Australian rules footballer

William Frederick Hinman (1 July 1892 – 15 June 1964) was an Australian rules footballer who played in Tasmania and with University in the Victorian Football League (VFL) during the 1910s.

Bill Hinman was born in Launceston, the youngest of four children born to Arthur Hinman and Lucy Maud Gurr and the younger brother of Arthur Hinman. He was educated at Launceston Church Grammar School. Hinman played with North Launceston in the Northern Tasmanian Football Association (NTFA) and was voted club champion for the 1910 season. He then moved to Victoria to pursue his law studies and played with University in the Victorian Football League (VFL).

After debuting for University in 1911, Hinman did not play in the 1912 VFL season, preferring to play tennis, before returning to University in 1913.

He had a distinguished military career in World War I, and was awarded the Military Cross in December 1916 for displaying "energy and initiative in reconnoitering enemy positions and obtaining information" during the Battle of Pozières.

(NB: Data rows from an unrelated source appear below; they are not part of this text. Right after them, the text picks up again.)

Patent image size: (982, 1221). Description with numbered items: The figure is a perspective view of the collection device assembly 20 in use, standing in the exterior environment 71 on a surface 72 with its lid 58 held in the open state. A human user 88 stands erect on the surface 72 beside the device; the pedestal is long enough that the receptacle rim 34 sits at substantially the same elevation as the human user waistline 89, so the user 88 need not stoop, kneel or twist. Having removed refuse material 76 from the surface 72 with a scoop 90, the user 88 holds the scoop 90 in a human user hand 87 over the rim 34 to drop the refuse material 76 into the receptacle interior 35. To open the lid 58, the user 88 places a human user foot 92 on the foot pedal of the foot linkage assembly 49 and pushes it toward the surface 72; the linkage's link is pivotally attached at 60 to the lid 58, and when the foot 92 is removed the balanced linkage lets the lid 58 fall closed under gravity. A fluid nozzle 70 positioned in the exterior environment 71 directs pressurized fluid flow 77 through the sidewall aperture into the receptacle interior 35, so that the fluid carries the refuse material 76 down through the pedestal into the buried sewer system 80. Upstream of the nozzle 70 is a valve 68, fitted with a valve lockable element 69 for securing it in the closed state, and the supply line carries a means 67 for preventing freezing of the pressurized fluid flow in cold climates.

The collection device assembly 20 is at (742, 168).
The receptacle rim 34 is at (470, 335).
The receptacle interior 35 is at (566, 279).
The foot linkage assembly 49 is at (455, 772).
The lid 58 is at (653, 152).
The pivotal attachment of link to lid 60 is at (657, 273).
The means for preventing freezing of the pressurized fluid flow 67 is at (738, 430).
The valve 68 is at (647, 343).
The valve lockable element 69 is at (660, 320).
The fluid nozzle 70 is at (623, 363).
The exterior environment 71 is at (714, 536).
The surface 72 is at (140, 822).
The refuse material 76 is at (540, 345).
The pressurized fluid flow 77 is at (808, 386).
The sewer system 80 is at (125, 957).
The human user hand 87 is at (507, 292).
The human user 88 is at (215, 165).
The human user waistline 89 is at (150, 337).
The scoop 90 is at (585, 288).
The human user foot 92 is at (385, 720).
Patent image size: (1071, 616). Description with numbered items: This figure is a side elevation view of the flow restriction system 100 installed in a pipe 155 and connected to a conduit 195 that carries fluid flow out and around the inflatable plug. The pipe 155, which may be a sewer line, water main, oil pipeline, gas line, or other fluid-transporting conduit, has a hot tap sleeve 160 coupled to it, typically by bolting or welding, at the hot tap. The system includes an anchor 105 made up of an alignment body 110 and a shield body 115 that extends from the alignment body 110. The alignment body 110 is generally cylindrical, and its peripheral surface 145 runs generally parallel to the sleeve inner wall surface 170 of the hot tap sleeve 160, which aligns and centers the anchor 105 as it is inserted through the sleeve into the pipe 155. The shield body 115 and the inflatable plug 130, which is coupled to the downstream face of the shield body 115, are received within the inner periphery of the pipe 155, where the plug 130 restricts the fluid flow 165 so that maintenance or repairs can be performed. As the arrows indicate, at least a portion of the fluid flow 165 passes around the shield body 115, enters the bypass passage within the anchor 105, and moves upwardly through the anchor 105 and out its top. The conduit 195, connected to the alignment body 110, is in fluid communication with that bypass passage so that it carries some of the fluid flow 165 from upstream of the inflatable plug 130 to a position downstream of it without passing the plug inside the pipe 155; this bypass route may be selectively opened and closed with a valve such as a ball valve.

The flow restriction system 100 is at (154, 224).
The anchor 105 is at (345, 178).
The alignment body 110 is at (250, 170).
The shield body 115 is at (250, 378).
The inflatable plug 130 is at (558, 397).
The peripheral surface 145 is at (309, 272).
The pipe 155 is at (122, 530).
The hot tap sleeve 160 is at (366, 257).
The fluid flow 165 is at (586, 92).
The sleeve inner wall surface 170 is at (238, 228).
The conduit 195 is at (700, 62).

He was also awarded the Croix de Guerre and the Order of Leopold from Belgium.

In August 1918 he married Jean Agnes Gibson, a fellow Tasmanian who was working as a nurse, in London. They returned to Australia after the war and he became a lawyer in Hobart after the war was over, being admitted to the bar in 1920. He served as president of the Hobart Chamber of Commerce and remained an active sportsman, regularly competing in local golf tournaments. He died in 1964, survived by his wife and children.